LIBERTY WELL: The rise and rise of Liberty House in the UK steel industry continues. Liberty is controlled by Sanjeev Gupta and is part of the Gupta family’s GFG Alliance, an industrial and investment conglomerate. Mr Gupta has stepped boldly in on several occasions to buy parts of the steel industry that were been shed by Britain’s big steelmakers, Tata and Caparo. Both said that most of the UK steel business had been rendered unviable by cheap steel imports, especially, but not solely, from China. Mr Gupta though spotted that there were some specialist “added value” parts of the business, where local demand was strong and some tighter management and better marketing could both cuts costs and gain extra turnover. His latest and by far his biggest acquisition is of the specialist steelworks at Rotherham which has a modern state of the art electric arc furnace and makes high end alloys for use in planes and cars. It also is able to use scrap steel, which Liberty say will be an increasingly important aspect to the business – recycling steel is environmentally responsible but also economically sensible. Not that it will only save old steel – it will also become a very significant customer of the former Tata steelworks at Scunthorpe, now owned by venture capitalist Greybull Capital (who bought it for £1 from Tata) who say the business is now in good heart. In fact there is a bit of a steel renaissance going on, after some fierce cost cutting but also some relief from competition as world steel over-capacity reduces. Sheffield Forgemasters, a long established steel casting business which supplies steel for the new nuclear submarines now being built, and which looked in a parlous state two years ago, said 2016 losses were down to £900,000 after being nearly £8m in 2015, and that it is on course to build further sales and to return to profitability this year.

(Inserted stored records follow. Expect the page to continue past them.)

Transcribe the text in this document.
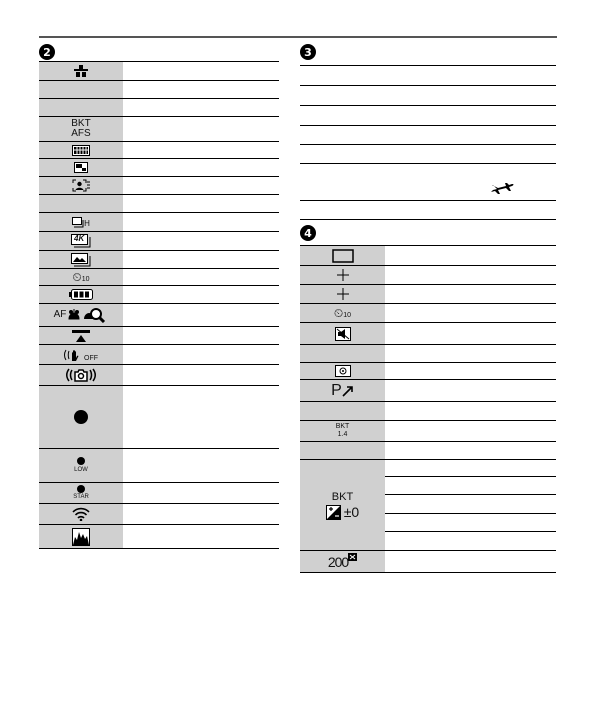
2
BKT
AFS
H
4K
⏲ 10
AF
OFF
LOW
STAR
3
4
⏲ 10
P
BKT
1.4
BKT
±0
200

KEY MARKET INDICES: (as at 2nd May 2017; comments refer to changes on last 7 days; $ is US$)
Interest Rates:
UK£ Base rate: 0.25%, unchanged: 3 month 0.32% (slight fall); 5 year 0.69% (rising).
Euro€: 1 mth -0.37% (steady); 3 mth -0.33% (steady); 5 year 0.10% (rising)

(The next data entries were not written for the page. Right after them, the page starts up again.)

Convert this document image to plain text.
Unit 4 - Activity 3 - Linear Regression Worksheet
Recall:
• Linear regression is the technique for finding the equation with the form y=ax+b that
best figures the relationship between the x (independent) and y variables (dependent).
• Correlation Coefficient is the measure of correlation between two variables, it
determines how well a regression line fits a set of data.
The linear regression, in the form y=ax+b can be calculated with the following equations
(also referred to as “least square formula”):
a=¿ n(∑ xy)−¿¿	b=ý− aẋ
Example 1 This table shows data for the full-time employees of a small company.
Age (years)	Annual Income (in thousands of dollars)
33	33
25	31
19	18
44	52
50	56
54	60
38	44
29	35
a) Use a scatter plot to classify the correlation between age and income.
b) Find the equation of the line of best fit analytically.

US$: 1 mth 0.99% (steady); 3 mth 1.17% (rising); 5 year 1.94% (rising)
Currency Exchanges:
£/Euro: 1.18, £ steady
£/$: 1.28, £ steady
Euro/$: 1.09, € rising
Gold, oz: $1,255, falling
Aluminium, tonne: $1,929, slight fall
Copper, tonne: $5,688, rising
Oil, Brent Crude barrel: $51.12 falling
Wheat, tonne: £150 rise
London Stock Exchange: FTSE 100: 7,250 (fall). FTSE Allshare: 3,990 (slight fall)
Briefly: This was a very unexciting week, not much money for day traders in this sort of market – unless they are in wheat, which is edging up. Oil down a bit, UK stock market down a bit, copper up a bit. The dollar is expecting interest rates to rise – as the Fed is signalling, not suiting Mr Trump who would like the dollar weaker. At the moment it is going the Fed’s way.